PFAS made it easy to manufacture World Centric’s molded fiber products: It added PFAS to a slurry that was formed into the bowl or product, providing water, grease, and heat resistance. For its PFAS-free products, World Centric had to change its approach to incorporate a 100 percent plant-based spray coating that’s applied post-production.
Developing the coating was one challenge, and changing the manufacturing process was another because it requires more steps and cost. It took World Centric about a year of manufacturing trials, pilot production, adjusting machinery, and generally ramping up its output to be able to produce millions of PFAS-free products to meet demand.
Once the products are ready for full production, the changes then must be made at the multiple manufacturing facilities with which World Centric works. While some molded fiber bowls in its catalog are already made without PFAS, about 90 percent of its products will likely be PFAS-free by the year’s end.

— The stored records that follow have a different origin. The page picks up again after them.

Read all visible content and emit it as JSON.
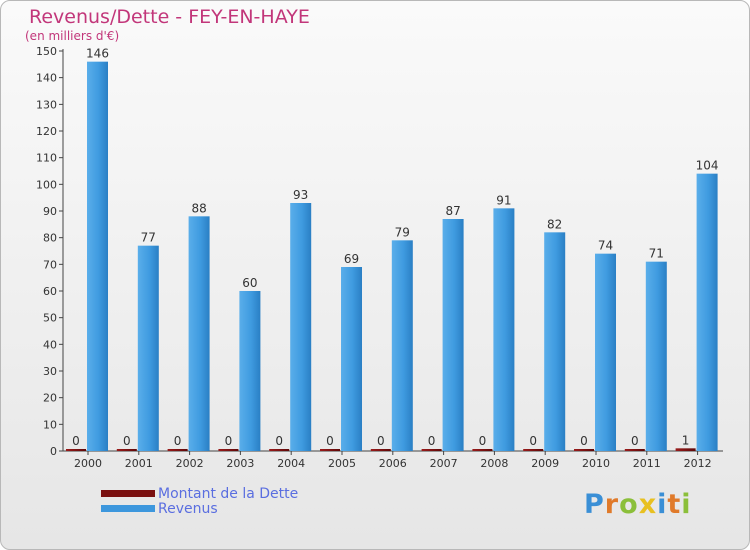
{
  "header": {
    "title": "Revenus/Dette - FEY-EN-HAYE",
    "subtitle": "(en milliers d'€)"
  },
  "colors": {
    "title": "#c2367a",
    "revenus": "#3d97dd",
    "dette": "#7a1010",
    "legend_text": "#5a6ee0"
  },
  "chart_data": {
    "type": "bar",
    "title": "Revenus/Dette - FEY-EN-HAYE",
    "ylabel": "(en milliers d'€)",
    "xlabel": "",
    "categories": [
      "2000",
      "2001",
      "2002",
      "2003",
      "2004",
      "2005",
      "2006",
      "2007",
      "2008",
      "2009",
      "2010",
      "2011",
      "2012"
    ],
    "series": [
      {
        "name": "Montant de la Dette",
        "values": [
          0,
          0,
          0,
          0,
          0,
          0,
          0,
          0,
          0,
          0,
          0,
          0,
          1
        ]
      },
      {
        "name": "Revenus",
        "values": [
          146,
          77,
          88,
          60,
          93,
          69,
          79,
          87,
          91,
          82,
          74,
          71,
          104
        ]
      }
    ],
    "ylim": [
      0,
      150
    ],
    "yticks": [
      0,
      10,
      20,
      30,
      40,
      50,
      60,
      70,
      80,
      90,
      100,
      110,
      120,
      130,
      140,
      150
    ],
    "grid": false,
    "legend": "bottom-left"
  },
  "legend": {
    "items": [
      {
        "label": "Montant de la Dette",
        "color": "#7a1010"
      },
      {
        "label": "Revenus",
        "color": "#3d97dd"
      }
    ]
  },
  "logo": {
    "letters": [
      "P",
      "r",
      "o",
      "x",
      "i",
      "t",
      "i"
    ],
    "colors": [
      "#3a8fd6",
      "#e07a2a",
      "#8bbf3a",
      "#e8c020",
      "#3a8fd6",
      "#e07a2a",
      "#8bbf3a"
    ]
  }
}
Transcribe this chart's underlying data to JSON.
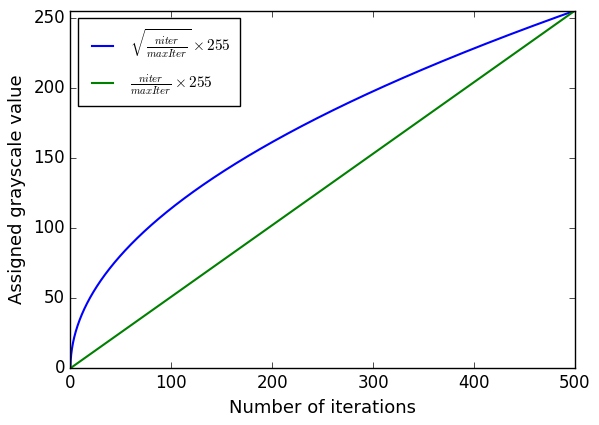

Das wouldn’t disclose what’s in the alternative but said it’s 100 percent plant-based.
BPI now certifies World Centric’s PFAS-free molded fiber products as compostable. The challenges the company faced to find a replacement are common, said BPI executive director Rhodes Yepsen. Besides providing a grease and water barrier in molded fiber packaging, PFAS also allows moisture to escape, which prevents food from getting soggy. For that reason, Yepsen said, PFAS “is a hard one to replace.”
BPI has recently tightened up its certification protocol and is better prepared to identify potentially problematic chemicals, Yepsen added.
Among the alternatives are bioplastics and waxes. And while Das noted that World Centric is using FDA-approved ingredients, public health advocates like Maffini cautioned that little is known about the safety profiles of the alternatives. Meanwhile, the FDA won’t make that information public either, as most companies are allowed to claim new formulas as trade secrets.
That’s created some uncertainty about whether the agency is protecting the public, Maffini said. “I hope that they’re learning from the PFAS story.”